“Prayers the Devil Answers,” by Sharyn McCrumb

Sharyn McCrumb

Reviewed by Johnnie Bernhard

Sharyn McCrumb’s Prayers the Devil Answers is a satisfying novel with interwoven subplots and gifts of dialogue and character development.  The reader is transported to rural Tennessee during the Great Depression as the novel’s heroine, Ellie Robbins, carves out a life for herself and her children, despite the shroud of poverty, superstition, and ignorance of small town life.

Suspense arises immediately when mountain girls in search of a husband play the Dumb Supper game, a ritual that’s performed in an abandoned cabin late at night.  A rule is broken during that ritual; someone will pay for the mistake.

Readers meet the Robbinses, a dutiful but extremely poor family who has for generations made their living off the land in the mountains of Tennessee.  Albert Robbins breaks with tradition and moves his family into town.  It’s a move both terrifying and exhilarating for his young wife, Ellie.  She has lived her entire life surrounded by family and is unaccustomed to strangers.

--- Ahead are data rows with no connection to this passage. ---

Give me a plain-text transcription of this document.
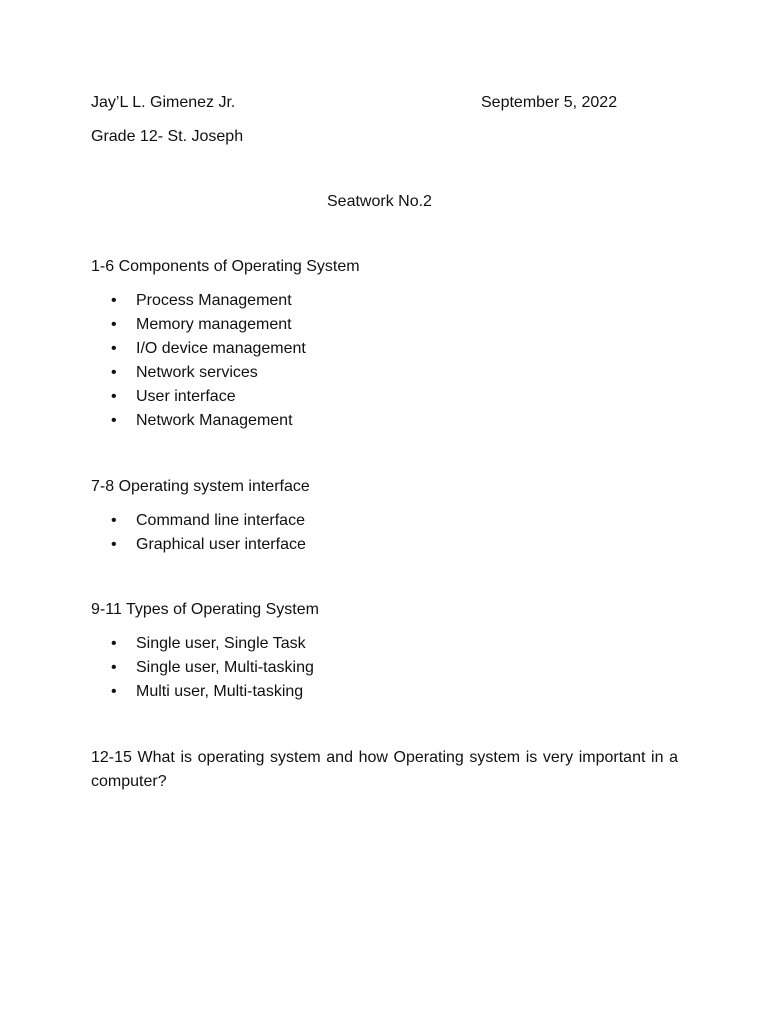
Jay’L L. Gimenez Jr.	September 5, 2022
Grade 12- St. Joseph
Seatwork No.2
1-6 Components of Operating System
• Process Management
• Memory management
• I/O device management
• Network services
• User interface
• Network Management
7-8 Operating system interface
• Command line interface
• Graphical user interface
9-11 Types of Operating System
• Single user, Single Task
• Single user, Multi-tasking
• Multi user, Multi-tasking
12-15 What is operating system and how Operating system is very important in a computer?
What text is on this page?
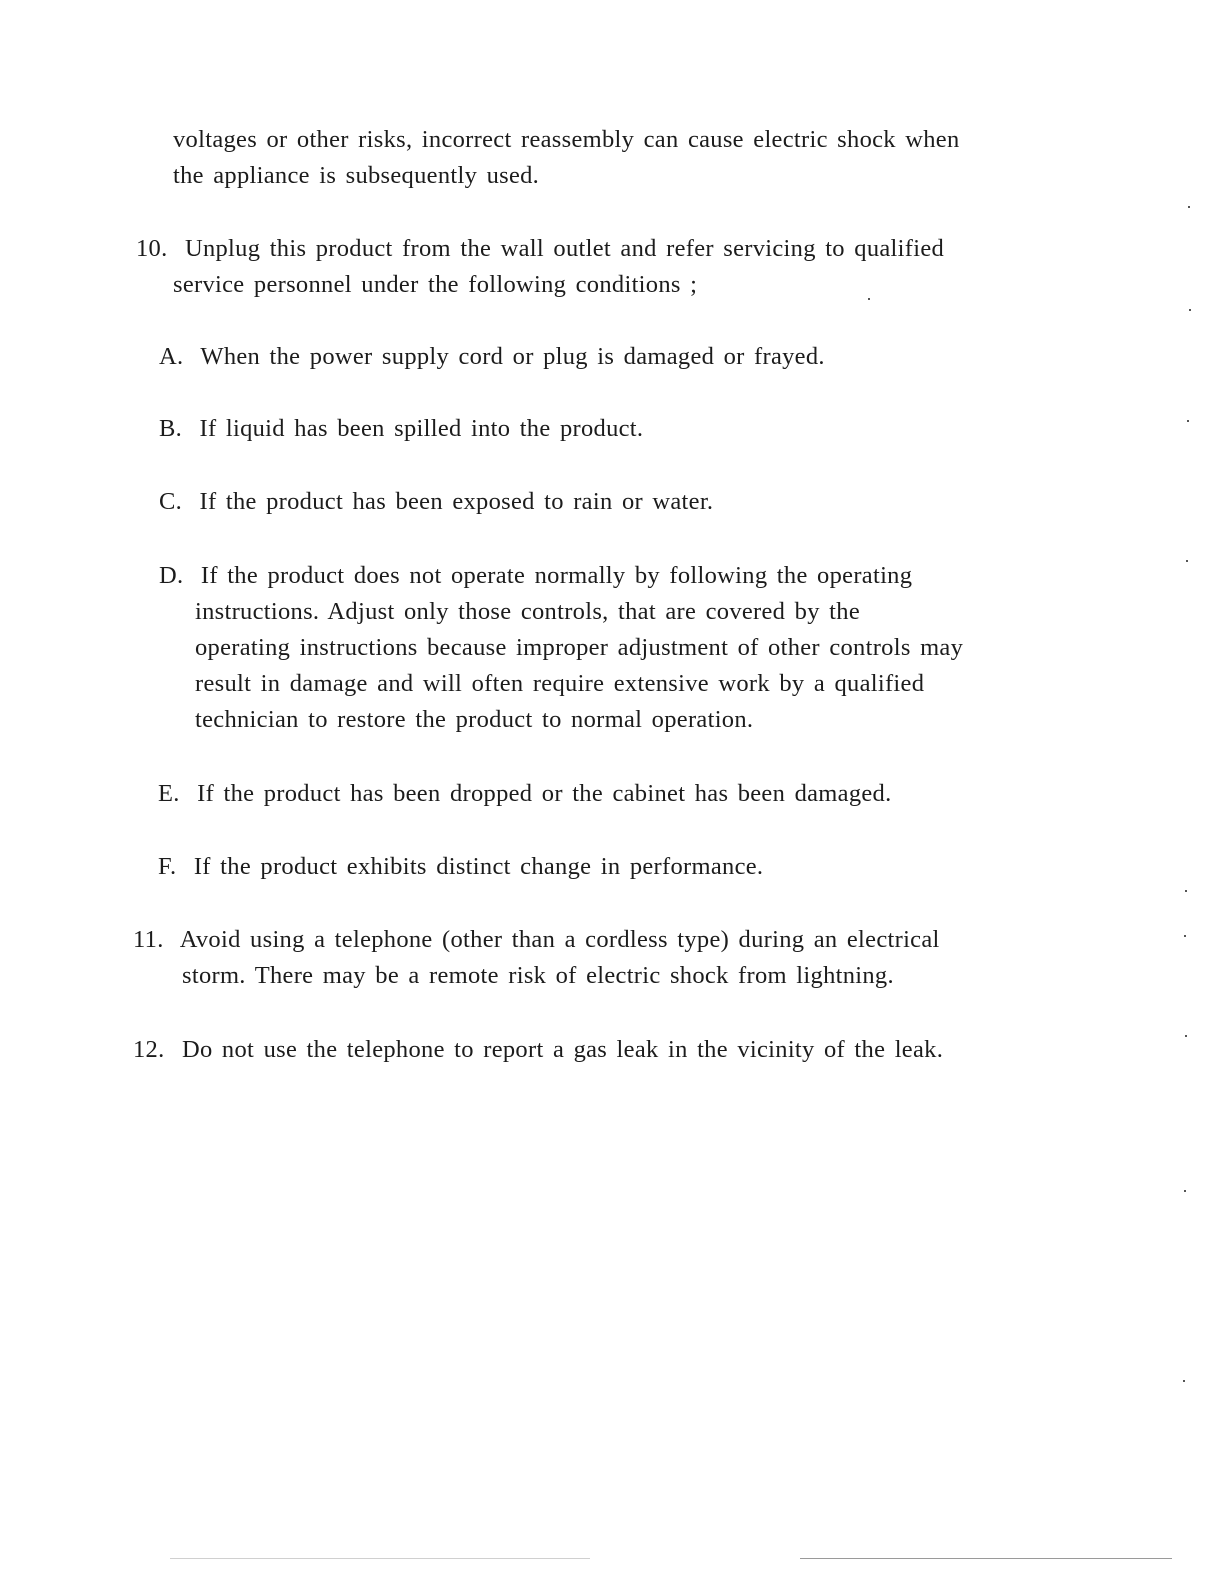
voltages or other risks, incorrect reassembly can cause electric shock when
the appliance is subsequently used.
10. Unplug this product from the wall outlet and refer servicing to qualified
service personnel under the following conditions ;
A. When the power supply cord or plug is damaged or frayed.
B. If liquid has been spilled into the product.
C. If the product has been exposed to rain or water.
D. If the product does not operate normally by following the operating
instructions. Adjust only those controls, that are covered by the
operating instructions because improper adjustment of other controls may
result in damage and will often require extensive work by a qualified
technician to restore the product to normal operation.
E. If the product has been dropped or the cabinet has been damaged.
F. If the product exhibits distinct change in performance.
11. Avoid using a telephone (other than a cordless type) during an electrical
storm. There may be a remote risk of electric shock from lightning.
12. Do not use the telephone to report a gas leak in the vicinity of the leak.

But Ellie becomes a strong, independent woman through a cleverly written backstory detailing an incident in Ellie’s childhood.  Her endurance is not only noteworthy; it also sustains her throughout her silent suffering.

Albert successfully runs for sheriff of the small town, only to die shortly thereafter from pneumonia.  Ellie is appointed to serve out his term.  Soon she must fight for acceptance as a woman in this traditionally male role, and as a stranger in the small town.  And small town rural Tennessee, in 1936, is unforgiving of strangers and independent women.

The rule breaker from the long ago Dumb Supper ritual comes to town, befriending a local artist who is working on a New Deal project at the post office.  Dark secrets are revealed.  As a result, Ellie, as sheriff, must survive parochial superstitions and the dubious ties she has forged with a condemned killer.  The future is unpredictable for her as she battles inner demons and struggles with the unstable lifestyle she has adopted as both a mother and sheriff.

McCrumb is a masterful storyteller who has done the requisite historical research on place and folklore to create an entertaining and believable tale.  Ellie Robbins is an older Scout Finch of rural Tennessee – memorable in her courage and dignity.